Todas as histórias de detetive “Série Noir” são extremamente semelhantes, contudo basta simplesmente mudar continuamente os títulos para garantir uma considerável audiência. Na música um título sempre exerce uma grande influência, contudo a escolha é bem arbitrária. Assim não seria uma má idéia fazer uma correção final ao nome “Sinfonia Heróica” mudando-a, por exemplo, para “Sinfonia Lênin”*.

O título contribui fortemente no deturnamento de uma obra, mas há uma inevitável ação contrária à obra no título. Assim pode-se fazer extenso uso de títulos específicos retirados de publicações científicas (“Biologia Litoral dos Mares Temperados”) ou militares (“Combate Noturno de Pequenas Unidades de Infantaria”), ou até mesmo de muitas frases encontradas nos livros ilustrados infantis (“Paisagens Maravilhosas Cumprimentam os Passageiros”).

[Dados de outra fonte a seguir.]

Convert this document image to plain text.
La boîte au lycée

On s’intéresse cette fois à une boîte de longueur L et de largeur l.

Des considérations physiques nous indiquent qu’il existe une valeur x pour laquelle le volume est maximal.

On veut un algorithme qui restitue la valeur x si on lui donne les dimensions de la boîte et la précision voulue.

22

Para encerrar, mencionaremos rapidamente alguns aspectos do que chamamos de ultradeturnamento, quer dizer, as tendências para um deturnamento que atue na vida social cotidiana. Pode-se dar outros significados a gestos e palavras, e isto tem sido feito ao longo da história por várias razões práticas. As sociedades secretas de China antiga fizeram uso de técnicas bem sutis de sinalização que abrangiam a maior parte do comportamento social (a maneira de organizar xícaras; de beber; de declamar poemas interrompendo-os em determinados pontos). A necessidade de um idioma secreto, de contra-senhas, é inseparável de qualquer tendência em jogo. No final das contas, qualquer sinalização ou palavra é suscetível de ser convertida em qualquer outra coisa, até mesmo em seu contrário.

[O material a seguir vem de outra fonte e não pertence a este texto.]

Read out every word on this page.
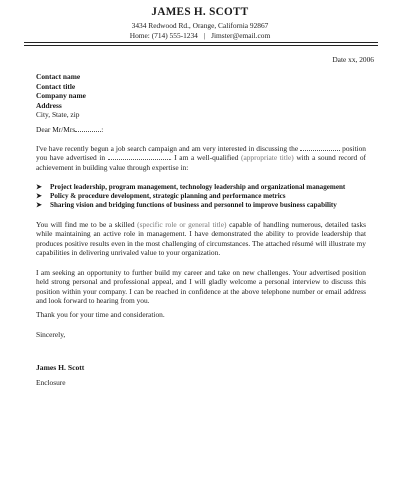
JAMES H. SCOTT
3434 Redwood Rd., Orange, California 92867
Home: (714) 555-1234 | Jimster@email.com
Date xx, 2006
Contact name
Contact title
Company name
Address
City, State, zip
Dear Mr/Mrs	:
I've have recently begun a job search campaign and am very interested in discussing the	position you have advertised in	. I am a well-qualified (appropriate title) with a sound record of achievement in building value through expertise in:
➤ Project leadership, program management, technology leadership and organizational management
➤ Policy & procedure development, strategic planning and performance metrics
➤ Sharing vision and bridging functions of business and personnel to improve business capability
You will find me to be a skilled (specific role or general title) capable of handling numerous, detailed tasks while maintaining an active role in management. I have demonstrated the ability to provide leadership that produces positive results even in the most challenging of circumstances. The attached résumé will illustrate my capabilities in delivering unrivaled value to your organization.
I am seeking an opportunity to further build my career and take on new challenges. Your advertised position held strong personal and professional appeal, and I will gladly welcome a personal interview to discuss this position within your company. I can be reached in confidence at the above telephone number or email address and look forward to hearing from you.
Thank you for your time and consideration.
Sincerely,
James H. Scott
Enclosure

Os insurgentes monarquistas do Vendée, por conduzirem a asquerosa imagem do Sagrado Coração de Jesus, foram chamados de Exército Vermelho. No domínio limitado do vocabulário político de guerra esta expressão foi completamente deturnada durante um século. Fora da linguagem, é possível usar os mesmos métodos para deturnar roupas, com todas suas fortes conotações emocionais. Aqui novamente encontramos a noção de disfarce que é inerente ao jogo.

Finalmente, quando alcançamos à fase de construir situações — a meta última de toda nossa atividade — todo mundo será livre para deturnar situações inteiras mudando deliberadamente esta ou aquela condição que as determina.

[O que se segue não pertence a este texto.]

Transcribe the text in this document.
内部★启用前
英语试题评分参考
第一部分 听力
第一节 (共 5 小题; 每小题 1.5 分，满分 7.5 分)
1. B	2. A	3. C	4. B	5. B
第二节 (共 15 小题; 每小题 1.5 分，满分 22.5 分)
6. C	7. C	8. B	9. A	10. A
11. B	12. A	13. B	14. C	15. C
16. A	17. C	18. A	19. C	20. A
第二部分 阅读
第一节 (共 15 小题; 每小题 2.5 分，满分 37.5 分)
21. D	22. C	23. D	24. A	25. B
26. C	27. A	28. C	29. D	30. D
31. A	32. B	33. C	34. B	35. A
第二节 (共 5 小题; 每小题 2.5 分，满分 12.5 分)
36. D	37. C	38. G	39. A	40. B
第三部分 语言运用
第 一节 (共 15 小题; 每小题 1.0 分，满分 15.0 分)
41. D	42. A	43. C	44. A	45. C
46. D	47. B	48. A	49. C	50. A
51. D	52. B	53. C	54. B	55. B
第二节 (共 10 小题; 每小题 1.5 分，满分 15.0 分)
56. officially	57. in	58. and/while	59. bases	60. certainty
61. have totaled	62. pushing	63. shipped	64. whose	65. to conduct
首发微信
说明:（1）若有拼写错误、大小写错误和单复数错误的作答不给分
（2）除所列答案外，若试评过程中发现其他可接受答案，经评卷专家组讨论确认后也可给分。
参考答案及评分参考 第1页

Não apresentamos estes métodos brevemente expostos aqui como algo inventado por nós, mas como uma prática geralmente difundida a qual nos propomos sistematizar.

Em si mesma, a teoria do deturnamento bem pouco nos interessa. Contudo achamos que ela está ligada à quase todos os aspectos construtivos do período pré-situacionista da transição. Assim seu enriquecimento, pela prática, parece necessário.

Futuramente prosseguiremos no desenvolvimento dessas teses.

GUY DEBORD E GIL WOLMAN, 1956

*1. A metagrafia foi uma técnica de colagem gráfica inventada pelo romeno Isidore Isou e adotada pelo movimento do letrismo, por ele liderado. Mais sobre os letristas nessa entrevista de Orson Welles com Isou.(Nota do Rizoma)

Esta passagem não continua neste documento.